Als Vergleich hierzu: Der Durchmesser des Objektes, welches den Chicxulub-Krater auswarf, wird auf etwa 10 Kilometer geschätzt. Bei seinem Einschlag wurde rund 500.000-mal mehr Energie freigesetzt, als bei der Entstehung des Silverpit-Kraters durch einen Impakt frei geworden wäre.
Die Stratigraphie, also die Position des Kraters innerhalb der Gesteins- und Sedimentschichten auf dem Meeresgrund, kann zum Abschätzung seines Alters genutzt werden: Sedimente, die vor der Bildung des Kraters den Meeresboden bedeckten, wurden im Gegensatz zu späteren Sedimenten aufgewirbelt. Allen und Stewart entdeckten, dass das Silverpit in Kalk der Kreidezeit und Schiefer aus dem Jura gebildet wurde und von einer ununterbrochenen Sedimentschicht aus dem Tertiär bedeckt war.

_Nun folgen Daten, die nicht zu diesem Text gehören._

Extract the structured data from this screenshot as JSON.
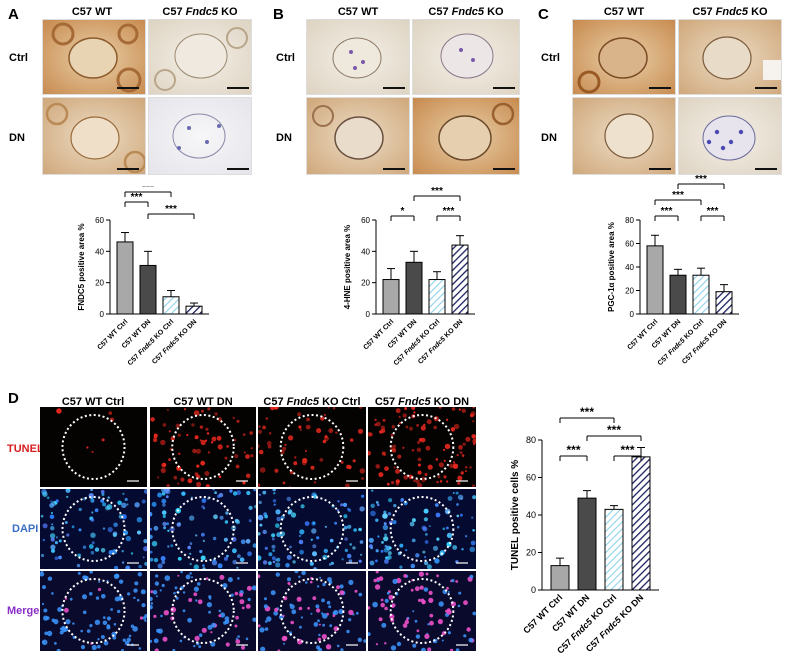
{
  "panels": {
    "A": {
      "letter": "A",
      "col_headers": [
        "C57 WT",
        "C57 Fndc5 KO"
      ],
      "row_labels": [
        "Ctrl",
        "DN"
      ],
      "chart": {
        "type": "bar",
        "ylabel": "FNDC5 positive area %",
        "ylim": [
          0,
          60
        ],
        "yticks": [
          "0",
          "20",
          "40",
          "60"
        ],
        "categories": [
          "C57 WT Ctrl",
          "C57 WT DN",
          "C57 Fndc5 KO Ctrl",
          "C57 Fndc5 KO DN"
        ],
        "values": [
          46,
          31,
          11,
          5
        ],
        "errors": [
          6,
          9,
          4,
          2
        ],
        "significance": [
          {
            "from": 0,
            "to": 2,
            "label": "***"
          },
          {
            "from": 0,
            "to": 1,
            "label": "***"
          },
          {
            "from": 1,
            "to": 3,
            "label": "***"
          }
        ]
      }
    },
    "B": {
      "letter": "B",
      "col_headers": [
        "C57 WT",
        "C57 Fndc5 KO"
      ],
      "row_labels": [
        "Ctrl",
        "DN"
      ],
      "chart": {
        "type": "bar",
        "ylabel": "4-HNE positive area %",
        "ylim": [
          0,
          60
        ],
        "yticks": [
          "0",
          "20",
          "40",
          "60"
        ],
        "categories": [
          "C57 WT Ctrl",
          "C57 WT DN",
          "C57 Fndc5 KO Ctrl",
          "C57 Fndc5 KO DN"
        ],
        "values": [
          22,
          33,
          22,
          44
        ],
        "errors": [
          7,
          7,
          5,
          6
        ],
        "significance": [
          {
            "from": 1,
            "to": 3,
            "label": "***"
          },
          {
            "from": 0,
            "to": 1,
            "label": "*"
          },
          {
            "from": 2,
            "to": 3,
            "label": "***"
          }
        ]
      }
    },
    "C": {
      "letter": "C",
      "col_headers": [
        "C57 WT",
        "C57 Fndc5 KO"
      ],
      "row_labels": [
        "Ctrl",
        "DN"
      ],
      "chart": {
        "type": "bar",
        "ylabel": "PGC-1α positive area %",
        "ylim": [
          0,
          80
        ],
        "yticks": [
          "0",
          "20",
          "40",
          "60",
          "80"
        ],
        "categories": [
          "C57 WT Ctrl",
          "C57 WT DN",
          "C57 Fndc5 KO Ctrl",
          "C57 Fndc5 KO DN"
        ],
        "values": [
          58,
          33,
          33,
          19
        ],
        "errors": [
          9,
          5,
          6,
          6
        ],
        "significance": [
          {
            "from": 1,
            "to": 3,
            "label": "***"
          },
          {
            "from": 0,
            "to": 2,
            "label": "***"
          },
          {
            "from": 0,
            "to": 1,
            "label": "***"
          },
          {
            "from": 2,
            "to": 3,
            "label": "***"
          }
        ]
      }
    },
    "D": {
      "letter": "D",
      "col_headers": [
        "C57 WT Ctrl",
        "C57 WT DN",
        "C57 Fndc5 KO Ctrl",
        "C57 Fndc5 KO DN"
      ],
      "row_labels": [
        "TUNEL",
        "DAPI",
        "Merge"
      ],
      "row_label_colors": [
        "#d62020",
        "#3a6fc4",
        "#8b2fc9"
      ],
      "chart": {
        "type": "bar",
        "ylabel": "TUNEL positive cells %",
        "ylim": [
          0,
          80
        ],
        "yticks": [
          "0",
          "20",
          "40",
          "60",
          "80"
        ],
        "categories": [
          "C57 WT Ctrl",
          "C57 WT DN",
          "C57 Fndc5 KO Ctrl",
          "C57 Fndc5 KO DN"
        ],
        "values": [
          13,
          49,
          43,
          71
        ],
        "errors": [
          4,
          4,
          2,
          5
        ],
        "significance": [
          {
            "from": 0,
            "to": 2,
            "label": "***"
          },
          {
            "from": 1,
            "to": 3,
            "label": "***"
          },
          {
            "from": 0,
            "to": 1,
            "label": "***"
          },
          {
            "from": 2,
            "to": 3,
            "label": "***"
          }
        ]
      }
    }
  },
  "bar_styles": [
    {
      "fill": "#a8a8a8",
      "hatch": "none"
    },
    {
      "fill": "#4a4a4a",
      "hatch": "none"
    },
    {
      "fill": "#bfe3f0",
      "hatch": "light"
    },
    {
      "fill": "#1c1f5e",
      "hatch": "dark"
    }
  ]
}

Die Kreidezeit endete vor etwa 65 Millionen Jahren, nahegelegene Forschungsbohrungen legen jedoch die Vermutung nahe, dass die untersten Tertiär-Schichten in der Sedimentschichtung fehlen. Dementsprechend ist der Silverpit-Krater zwischen 55 und 65 Millionen Jahre alt. Der Chicxulub, dessen Entstehung vermutlich für das Aussterben der Dinosaurier verantwortlich ist, entstand am Ende der Kreidezeit, vor 65 Millionen Jahren.
Diese stratigraphische Altersbestimmung ist grob und wird durch Underhills Hypothese in Frage gestellt. Andere Möglichkeiten der Datierung sind die Untersuchung von Auswurfsmaterial – etwa Impaktgläsern oder Tektiten – oder Ablagerungen von ausgelösten Tsunamis. Letztere sollten sich bei einem Einschlag im gesamten Nordseebecken finden lassen, könnten jedoch mehrfach von Vergletscherung betroffen gewesen sein. Neben einer präzisen radiometrischen Datierung könnten diese Untersuchungen auch die Einschlaghypothese stärken. Allerdings konnten bisher keine dem Silverpit-Krater zuzuordnenden Auswurfmaterialien und keine Ablagerungen von Tsunamis gefunden, geborgen und untersucht werden.
Das geschätzte Alter des Silverpit-Kraters führt unweigerlich zu der Spekulation, ob es eine Verbindung zum weitaus größeren Chicxulub-Krater und der Auslöschung der Dinosaurier gibt. Auch wurden weitere Krater etwa gleichen Alters – alle zwischen den Breitengraden 20 °N und 70 °N – entdeckt, die darauf hindeuten könnten, dass der Chicxulub-Einschlag nur einer von mehreren Einschlägen am Ende der Kreidezeit war: Neben Chicxulub und Silverpit dürfte auch der Boltysh-Krater in der Ukraine (24 km Durchmesser, Alter 65,2 ± 0,6 Millionen Jahre) an der K/T-Grenze entstanden sein, sowie möglicherweise auch die noch ungenügend untersuchten Krater Eagle Butte (Kanada) und Vista Alegre (Brasilien) mit Durchmessern von jeweils rund 10 km.
Die Kollision des Kometen Shoemaker-Levy 9 mit Jupiter im Jahr 1994 bewies, dass ein Komet durch Gezeitenkräfte in mehrere Teile zerbrochen werden und hierdurch über mehrere Tage verteilt an verschiedenen Stellen auf einem Planeten aufschlagen kann. Kometen werden derartigen Kräften vor allem in der Nähe von Gasriesen ausgesetzt, so dass eine Fragmentierung mit hoher Wahrscheinlichkeit bereits einige Zeit vor dem Einschlag erfolgt wäre. Mangels präziserer Datierung können Forscher derzeit aber nur darüber spekulieren, ob es am Ende der Kreidezeit tatsächlich einen mehrfachen Einschlag auf der Erde gegeben hat.